The reason being simply that these data processing operations are imposed by legal provisions that disregard the application of many of the binding rules of the GDPR.
It would therefore be possible to imagine a European law or regulation imposing the processing of these personal data and thus directly answering the question of the reconciliation of WHOIS and the RGPD since the latter would be set aside.
What if WHOIS were deleted?
To answer this question, it should be remembered that WHOIS is initially used to identify domain name holders.
However, the registration of personal data in the WHOIS is not subject to any relevant verification of its veracity.
As a result, a large number of WHOIS are filled in with false data or usurped data, allowing counterfeiters to hide themselves with ease and complicating the work of intellectual property rights holders and law enforcement.
This is not a new finding, as the U.S. administration had already made a similar finding in 2002.
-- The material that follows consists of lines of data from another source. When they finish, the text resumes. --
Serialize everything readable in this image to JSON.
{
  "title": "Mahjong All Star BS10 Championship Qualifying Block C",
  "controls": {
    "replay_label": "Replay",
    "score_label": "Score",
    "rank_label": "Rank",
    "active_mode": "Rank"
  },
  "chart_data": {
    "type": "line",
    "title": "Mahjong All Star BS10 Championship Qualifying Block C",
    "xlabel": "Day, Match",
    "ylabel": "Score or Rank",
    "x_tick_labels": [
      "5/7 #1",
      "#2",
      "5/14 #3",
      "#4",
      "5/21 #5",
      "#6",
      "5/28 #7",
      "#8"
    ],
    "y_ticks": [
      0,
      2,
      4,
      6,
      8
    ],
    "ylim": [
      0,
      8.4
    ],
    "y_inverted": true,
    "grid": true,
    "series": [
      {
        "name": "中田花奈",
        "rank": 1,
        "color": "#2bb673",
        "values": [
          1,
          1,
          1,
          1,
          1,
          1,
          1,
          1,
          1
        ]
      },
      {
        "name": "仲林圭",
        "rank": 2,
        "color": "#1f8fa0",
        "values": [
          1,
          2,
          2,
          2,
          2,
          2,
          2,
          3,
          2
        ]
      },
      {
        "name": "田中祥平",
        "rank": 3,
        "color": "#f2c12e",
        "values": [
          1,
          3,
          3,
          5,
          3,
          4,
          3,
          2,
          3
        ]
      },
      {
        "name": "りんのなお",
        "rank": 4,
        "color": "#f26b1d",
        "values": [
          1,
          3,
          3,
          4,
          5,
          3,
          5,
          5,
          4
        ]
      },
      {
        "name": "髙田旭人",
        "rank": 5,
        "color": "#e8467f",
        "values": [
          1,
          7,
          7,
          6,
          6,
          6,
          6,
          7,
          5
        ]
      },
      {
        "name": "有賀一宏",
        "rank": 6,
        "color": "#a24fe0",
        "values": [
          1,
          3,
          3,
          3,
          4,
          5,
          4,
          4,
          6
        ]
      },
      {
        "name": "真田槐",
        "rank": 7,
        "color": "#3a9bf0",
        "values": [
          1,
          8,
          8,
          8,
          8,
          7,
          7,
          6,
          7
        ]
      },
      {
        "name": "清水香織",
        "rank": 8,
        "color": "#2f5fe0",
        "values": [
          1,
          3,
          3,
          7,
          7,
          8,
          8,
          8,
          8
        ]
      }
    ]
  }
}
In an attempt to remedy this problem,ICANN is imposing a procedure for reporting WHOIS with incomplete and inaccurate data to registrars, which may result in the deletion of the domain name if the holder cannot be reached.
However, this verification procedure is not automatic and prior to the registration of a domain name.
The implementation of a systematic and prior control of WHOIS data would necessarily lead to a decrease in illegal websites, but also to a decrease in the number of domain name registrations with registrars and therefore necessarily in their turnover.
What’s the point of trying to access WHOIS data if it’s not relevant?
It could be argued that without verification of WHOIS data prior to registration of a domain name, access to WHOIS data is really only a secondary issue since the registry loses all interest.
A simple observation can be made: the deletion of the WHOIS, whose survival in its current state is aberrant, would allow it to be reconciled with the RGPD.
Furthermore, the very survival of the domain name system(DNS) as we know it today may be challenged by technological developments.
Indeed, the massive use of search engines and the automated referencing of results according to their presumed relevance makes us seriously question the interest of domain names.
These no longer allow the Internet user to judge the identity of a website by himself since the search engines now do it for him.
While Google is working on deleting URLs, deleting domain names could be the next step.
Thus, in addition to the deletion of the current WHOIS, it could be interesting to start thinking about the implementation of a registry listing the verified personal data of the website owners, in compliance with the RGPD obligations.